A typical pattern for these attacks emerged from the testimony of villagers in the Shoor Darya region of Faryab province. They reported that armed Uzbeks associated with the local Junbish faction took away their guns (but not those of other ethnic groups) in mid-November and proceeded to loot the villages thoroughly, violently taking livestock, stored grains, household goods, money and jewelry over the course of the next few weeks - a period one villager described as "forty days of terror." Villagers around Aibak, the capital of Samangan porvince, described an ongoing practice of detention and extortion of local Pashtuns by armed men linked with Junbish.

Junbish is not the only political faction whose gunmen have targeted Pashtuns. Some of the most violent attacks occurred in the Chimtal district of Balkh province, where Hizb-i Wahdat forces were involved in several execution-style murders of Pashtun villagers. In Baghlan province Tajiks belonging to the Jamiat faction looted Pashtun homes in Nahrin district and the Kilagai valley.

Human Rights Watch also received testimony about widely prevalent sexual violence and abduction of women in northern Afghanistan. The testimony was especially striking because of social taboos against discussing such issues. While many women were subject to violence due to the general insecurity in the north, Pashtun women seemed especially singled out for attacks. In central Balkh province, Wahdat and Junbish factions targeted Pashtun women for sexual violence, after women in their own communities suffered similar attacks in the past.

In some areas the most severe violence has subsided. But Human Rights Watch encountered several serious recent incidents of looting and violence in northern Afghanistan. Commanders whose forces were associated with the abuses in Faryab were subsequently removed by Gen. Abdul Rashid Dostum, an action that appears to have contributed to a decrease in violence against local Pashtuns, but in other areas, abusive commanders and forces continued to act without restraint or reprimand. Violence is also acute in areas where political factions are currently contesting authority, for instance in and around Mazar-i Sharif, where all three political groups are active.

"The factions clearly can stop the abuses by their local troops when they choose to," Bouckaert said. "But given their past record, it would be foolhardy to rely on them to restore security and protect human rights."

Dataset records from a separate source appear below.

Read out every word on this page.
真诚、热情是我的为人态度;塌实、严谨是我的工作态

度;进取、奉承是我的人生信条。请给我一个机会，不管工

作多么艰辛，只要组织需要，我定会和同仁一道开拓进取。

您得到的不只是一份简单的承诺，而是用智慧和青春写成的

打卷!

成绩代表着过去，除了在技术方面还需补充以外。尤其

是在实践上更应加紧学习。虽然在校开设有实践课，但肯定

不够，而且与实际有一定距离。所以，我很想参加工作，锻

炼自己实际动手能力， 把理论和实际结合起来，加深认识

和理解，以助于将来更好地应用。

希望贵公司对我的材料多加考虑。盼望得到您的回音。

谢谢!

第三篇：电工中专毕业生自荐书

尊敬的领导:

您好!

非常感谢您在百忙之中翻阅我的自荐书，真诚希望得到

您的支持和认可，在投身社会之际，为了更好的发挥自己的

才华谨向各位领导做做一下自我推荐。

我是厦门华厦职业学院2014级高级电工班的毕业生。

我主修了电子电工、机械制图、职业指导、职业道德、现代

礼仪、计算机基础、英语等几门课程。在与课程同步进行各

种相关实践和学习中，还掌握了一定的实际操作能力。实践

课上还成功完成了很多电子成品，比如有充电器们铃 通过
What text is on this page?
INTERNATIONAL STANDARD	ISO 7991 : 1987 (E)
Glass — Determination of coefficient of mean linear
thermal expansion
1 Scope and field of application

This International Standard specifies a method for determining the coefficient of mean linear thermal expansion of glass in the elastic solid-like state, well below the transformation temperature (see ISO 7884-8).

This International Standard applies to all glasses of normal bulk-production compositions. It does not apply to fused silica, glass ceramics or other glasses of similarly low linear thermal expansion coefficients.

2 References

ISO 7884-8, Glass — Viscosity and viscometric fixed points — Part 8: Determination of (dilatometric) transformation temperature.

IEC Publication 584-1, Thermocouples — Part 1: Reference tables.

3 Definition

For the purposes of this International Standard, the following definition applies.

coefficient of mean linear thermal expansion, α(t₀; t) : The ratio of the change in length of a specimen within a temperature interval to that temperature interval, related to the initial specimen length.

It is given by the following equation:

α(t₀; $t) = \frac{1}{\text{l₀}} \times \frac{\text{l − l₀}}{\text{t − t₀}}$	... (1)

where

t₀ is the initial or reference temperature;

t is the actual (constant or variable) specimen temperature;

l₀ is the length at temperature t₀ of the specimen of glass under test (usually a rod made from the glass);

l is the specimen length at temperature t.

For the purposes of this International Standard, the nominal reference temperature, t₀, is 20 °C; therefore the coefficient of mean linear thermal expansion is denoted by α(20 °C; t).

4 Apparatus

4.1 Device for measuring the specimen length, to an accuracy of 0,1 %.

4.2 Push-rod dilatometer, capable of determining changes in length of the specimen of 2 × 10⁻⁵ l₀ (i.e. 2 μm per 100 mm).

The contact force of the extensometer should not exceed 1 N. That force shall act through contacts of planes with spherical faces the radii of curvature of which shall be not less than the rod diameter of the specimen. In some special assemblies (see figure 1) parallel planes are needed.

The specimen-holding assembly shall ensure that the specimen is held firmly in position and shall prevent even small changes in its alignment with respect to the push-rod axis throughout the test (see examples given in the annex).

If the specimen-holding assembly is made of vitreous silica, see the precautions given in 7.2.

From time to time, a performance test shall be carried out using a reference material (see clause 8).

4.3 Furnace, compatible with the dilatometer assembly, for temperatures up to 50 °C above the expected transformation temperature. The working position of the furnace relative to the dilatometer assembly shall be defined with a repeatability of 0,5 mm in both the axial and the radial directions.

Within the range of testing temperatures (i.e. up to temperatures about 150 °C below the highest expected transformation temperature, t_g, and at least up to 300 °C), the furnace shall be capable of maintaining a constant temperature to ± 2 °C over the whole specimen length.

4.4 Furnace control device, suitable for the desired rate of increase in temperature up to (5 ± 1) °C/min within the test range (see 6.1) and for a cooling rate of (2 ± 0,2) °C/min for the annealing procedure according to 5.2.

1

The interim authority's capacity for addressing the violence is also limited. In a positive development, Hamid Karzai, the chairman of Afghanistan's Interim Administration, last week appointed a three-person independent commission to investigate claims of discrimination against ethnic minorities in northern Afghanistan. Some initial missteps nothwithstanding, commission members appeared to be taking their fact-finding task very seriously, but it remained unclear what impact their work would have.

Human Rights Watch warned that the anti-Pashtun violence could threaten the success of refugee repatriation. It could also undermine the Loya Jirga process, by which the interim authority will be replaced with a more permanent government. Under the Bonn Agreement, an emergency Loya Jirga or assembly will meet in June 2002. That body will choose a head of state to lead Afghanistan until a more representative government can be elected.

Human Rights Watch intends to release a fuller report of its findings in northern Afghanistan in the near future.